Fizeste-me. Embora ninguém o queira dizer. Porque é a mãe quem faz o filho. Mas, eu sei, todos sabemos que me fizeste. A melhor lembrança de vida és tu. Com o teu silêncio, a tua distancia, o teu sorriso, as tuas palavras duras, as tuas indicações. O caminho das alternativas. Talvez, a reverência à mãe. O carinho que sempre vi, teres por ela. Esse carinho calado, orientador, receptor, que aceita e dá.

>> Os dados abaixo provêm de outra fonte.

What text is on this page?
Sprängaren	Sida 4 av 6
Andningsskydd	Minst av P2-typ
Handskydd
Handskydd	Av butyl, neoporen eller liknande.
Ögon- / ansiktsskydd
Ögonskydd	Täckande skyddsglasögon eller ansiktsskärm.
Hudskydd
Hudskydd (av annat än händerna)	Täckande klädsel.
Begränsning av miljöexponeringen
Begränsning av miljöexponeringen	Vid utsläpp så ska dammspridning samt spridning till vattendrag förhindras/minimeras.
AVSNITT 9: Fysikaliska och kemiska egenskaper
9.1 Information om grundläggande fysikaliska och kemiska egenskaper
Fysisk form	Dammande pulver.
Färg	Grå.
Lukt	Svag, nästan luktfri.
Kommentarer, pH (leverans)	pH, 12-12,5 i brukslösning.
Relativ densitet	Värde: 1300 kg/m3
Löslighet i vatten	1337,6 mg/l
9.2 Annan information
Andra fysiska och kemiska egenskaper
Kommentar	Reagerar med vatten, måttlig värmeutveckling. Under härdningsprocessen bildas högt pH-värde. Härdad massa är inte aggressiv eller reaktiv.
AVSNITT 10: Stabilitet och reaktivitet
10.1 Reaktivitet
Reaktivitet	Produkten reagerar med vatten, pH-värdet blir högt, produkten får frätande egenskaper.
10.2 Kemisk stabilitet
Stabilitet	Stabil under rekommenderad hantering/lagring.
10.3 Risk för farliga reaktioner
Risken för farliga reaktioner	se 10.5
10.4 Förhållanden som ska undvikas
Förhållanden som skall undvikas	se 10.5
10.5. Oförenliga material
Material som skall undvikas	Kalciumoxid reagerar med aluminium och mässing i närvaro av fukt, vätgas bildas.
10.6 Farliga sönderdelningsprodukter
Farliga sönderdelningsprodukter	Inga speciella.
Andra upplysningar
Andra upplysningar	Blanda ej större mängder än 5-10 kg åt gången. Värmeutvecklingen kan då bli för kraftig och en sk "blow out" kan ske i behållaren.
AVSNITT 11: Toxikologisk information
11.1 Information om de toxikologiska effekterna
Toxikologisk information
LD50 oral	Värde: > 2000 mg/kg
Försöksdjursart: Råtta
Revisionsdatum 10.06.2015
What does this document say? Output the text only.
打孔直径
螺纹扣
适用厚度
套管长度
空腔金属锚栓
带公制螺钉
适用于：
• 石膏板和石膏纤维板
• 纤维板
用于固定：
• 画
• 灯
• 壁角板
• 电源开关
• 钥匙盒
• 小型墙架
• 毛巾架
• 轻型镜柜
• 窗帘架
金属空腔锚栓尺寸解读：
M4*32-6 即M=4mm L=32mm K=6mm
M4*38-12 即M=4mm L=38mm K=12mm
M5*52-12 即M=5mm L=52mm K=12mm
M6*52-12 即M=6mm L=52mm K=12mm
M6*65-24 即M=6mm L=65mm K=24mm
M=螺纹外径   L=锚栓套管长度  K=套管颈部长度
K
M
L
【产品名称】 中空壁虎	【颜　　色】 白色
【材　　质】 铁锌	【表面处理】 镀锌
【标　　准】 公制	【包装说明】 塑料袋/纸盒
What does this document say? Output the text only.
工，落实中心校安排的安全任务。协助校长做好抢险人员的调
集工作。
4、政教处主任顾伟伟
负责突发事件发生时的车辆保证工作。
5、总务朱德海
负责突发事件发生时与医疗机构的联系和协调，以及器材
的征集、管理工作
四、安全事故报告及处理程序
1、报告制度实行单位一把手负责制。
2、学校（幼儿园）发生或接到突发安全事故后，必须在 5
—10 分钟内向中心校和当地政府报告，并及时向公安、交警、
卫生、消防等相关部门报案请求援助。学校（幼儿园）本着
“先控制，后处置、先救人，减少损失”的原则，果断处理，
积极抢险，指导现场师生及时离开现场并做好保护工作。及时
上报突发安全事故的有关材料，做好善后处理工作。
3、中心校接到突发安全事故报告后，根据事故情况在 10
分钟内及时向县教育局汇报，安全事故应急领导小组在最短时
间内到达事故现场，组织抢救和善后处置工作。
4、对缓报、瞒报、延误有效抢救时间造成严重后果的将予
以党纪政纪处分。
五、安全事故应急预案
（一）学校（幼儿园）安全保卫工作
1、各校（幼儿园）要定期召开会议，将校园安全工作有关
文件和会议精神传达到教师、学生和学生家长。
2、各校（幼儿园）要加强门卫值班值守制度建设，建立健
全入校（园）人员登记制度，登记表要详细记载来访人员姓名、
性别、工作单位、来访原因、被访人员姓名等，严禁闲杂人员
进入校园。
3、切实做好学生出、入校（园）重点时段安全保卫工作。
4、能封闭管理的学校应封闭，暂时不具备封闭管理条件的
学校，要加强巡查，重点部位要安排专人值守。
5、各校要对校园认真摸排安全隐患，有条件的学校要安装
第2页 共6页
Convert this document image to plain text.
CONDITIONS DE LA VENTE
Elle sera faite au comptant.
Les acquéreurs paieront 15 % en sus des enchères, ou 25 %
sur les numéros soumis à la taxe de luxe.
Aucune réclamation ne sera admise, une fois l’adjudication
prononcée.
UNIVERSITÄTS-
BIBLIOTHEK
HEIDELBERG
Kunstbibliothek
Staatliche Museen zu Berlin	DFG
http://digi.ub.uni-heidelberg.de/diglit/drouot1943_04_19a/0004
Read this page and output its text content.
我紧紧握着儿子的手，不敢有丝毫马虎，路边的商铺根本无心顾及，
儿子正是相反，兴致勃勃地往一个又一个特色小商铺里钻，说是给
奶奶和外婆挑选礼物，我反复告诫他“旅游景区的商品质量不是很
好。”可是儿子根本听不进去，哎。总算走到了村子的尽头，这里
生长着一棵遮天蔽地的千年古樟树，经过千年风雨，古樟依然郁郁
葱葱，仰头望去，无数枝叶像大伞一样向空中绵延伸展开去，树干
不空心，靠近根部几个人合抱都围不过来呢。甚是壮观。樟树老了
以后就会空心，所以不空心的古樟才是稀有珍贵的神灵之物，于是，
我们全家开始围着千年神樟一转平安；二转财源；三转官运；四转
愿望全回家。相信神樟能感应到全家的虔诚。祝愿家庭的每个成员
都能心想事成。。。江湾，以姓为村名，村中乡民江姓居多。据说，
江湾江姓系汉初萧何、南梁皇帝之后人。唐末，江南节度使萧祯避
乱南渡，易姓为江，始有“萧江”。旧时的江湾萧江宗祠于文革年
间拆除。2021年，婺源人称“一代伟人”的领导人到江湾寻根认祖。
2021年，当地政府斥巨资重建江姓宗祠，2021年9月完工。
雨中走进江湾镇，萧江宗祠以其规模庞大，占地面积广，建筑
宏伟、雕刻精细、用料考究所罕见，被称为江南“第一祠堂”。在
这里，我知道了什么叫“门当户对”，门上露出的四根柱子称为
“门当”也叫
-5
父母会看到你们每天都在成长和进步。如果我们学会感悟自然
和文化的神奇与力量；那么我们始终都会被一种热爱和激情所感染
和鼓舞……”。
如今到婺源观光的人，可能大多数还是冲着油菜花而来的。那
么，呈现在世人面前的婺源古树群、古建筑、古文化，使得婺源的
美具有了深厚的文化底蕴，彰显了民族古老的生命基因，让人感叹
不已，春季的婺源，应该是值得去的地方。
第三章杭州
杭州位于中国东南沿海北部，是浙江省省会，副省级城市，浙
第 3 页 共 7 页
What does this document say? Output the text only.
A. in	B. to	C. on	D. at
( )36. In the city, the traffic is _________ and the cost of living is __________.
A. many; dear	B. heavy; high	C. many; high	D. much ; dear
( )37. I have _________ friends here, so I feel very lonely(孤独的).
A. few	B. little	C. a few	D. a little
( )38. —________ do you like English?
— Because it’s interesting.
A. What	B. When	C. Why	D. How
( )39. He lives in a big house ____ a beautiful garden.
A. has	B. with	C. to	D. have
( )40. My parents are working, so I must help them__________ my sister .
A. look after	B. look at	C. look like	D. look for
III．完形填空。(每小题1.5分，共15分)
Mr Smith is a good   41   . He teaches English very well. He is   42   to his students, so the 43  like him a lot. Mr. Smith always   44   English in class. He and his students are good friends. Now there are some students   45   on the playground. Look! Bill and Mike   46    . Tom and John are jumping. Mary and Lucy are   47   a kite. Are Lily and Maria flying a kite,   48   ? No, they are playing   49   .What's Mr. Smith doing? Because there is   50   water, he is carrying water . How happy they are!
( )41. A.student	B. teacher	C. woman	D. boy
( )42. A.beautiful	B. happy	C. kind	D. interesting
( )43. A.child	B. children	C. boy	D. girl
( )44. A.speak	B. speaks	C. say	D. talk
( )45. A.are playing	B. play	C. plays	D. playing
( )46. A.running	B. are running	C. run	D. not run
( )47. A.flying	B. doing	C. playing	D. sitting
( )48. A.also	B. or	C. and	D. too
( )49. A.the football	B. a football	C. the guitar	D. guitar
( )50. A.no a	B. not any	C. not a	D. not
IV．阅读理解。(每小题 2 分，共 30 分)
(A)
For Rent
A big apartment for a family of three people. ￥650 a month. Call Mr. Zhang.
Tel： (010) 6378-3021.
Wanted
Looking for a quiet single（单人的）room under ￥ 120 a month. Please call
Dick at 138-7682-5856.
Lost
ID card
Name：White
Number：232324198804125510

Fizeste-me. Com o teu corpo, é verdade. Mas com a tua paixão depois, é mais verdade ainda. A tua paixão pela mulher que me levou no seu ventre. Essa paixão que eu não vi, mas senti. Senti dentro do corpo da mulher que amavas, senti no teu respeito por ela, na tua entrega a ela. Na tua preocupação silenciosa por ela. Sem dizer a ninguém se era ou não difícil com ela lidar. Porque tu eras homem e ela mulher, essas duas diferenças que a sociedade marca e que a cultura hoje quer ultrapassar. Para definir uma igualdade impossível entre homem e mulher, entre pai e mãe.
Igualdade impossível pelas solicitações que o trabalho faz. Pelas solicitações que a natureza faz. Pelas solicitações que a memória histórica coloca sobre nós. Pela natureza que a cultura social forma sobre nós. E que, no entanto, eu fui capaz de observar ser bem repartida, bem dividida entre o pai e a mãe. Pelo carinho do pai, pelos mimos entregues à mãe, pelo profundo respeito que em casa existia nas conversas, nos objectivos, no que a mãe queria, pela aceitação da unicidade comprometida no compromisso dos dois. Pela calma e serenidade de ouvir a pessoa que devia ficar em casa a governar o crescimento de todos, pequenos e adultos. Pela aceitação das queixas da mulher que acompanhava no fazer seres humanos novos e os criar, ouvir, ensinar. Pelo respeito a esse corpo que punha corpos cá fora no mundo. E, especialmente, pelo silêncio de entender que no lar era a mulher a que dizia e mandava. Foi assim que, essencialmente, me fizeste.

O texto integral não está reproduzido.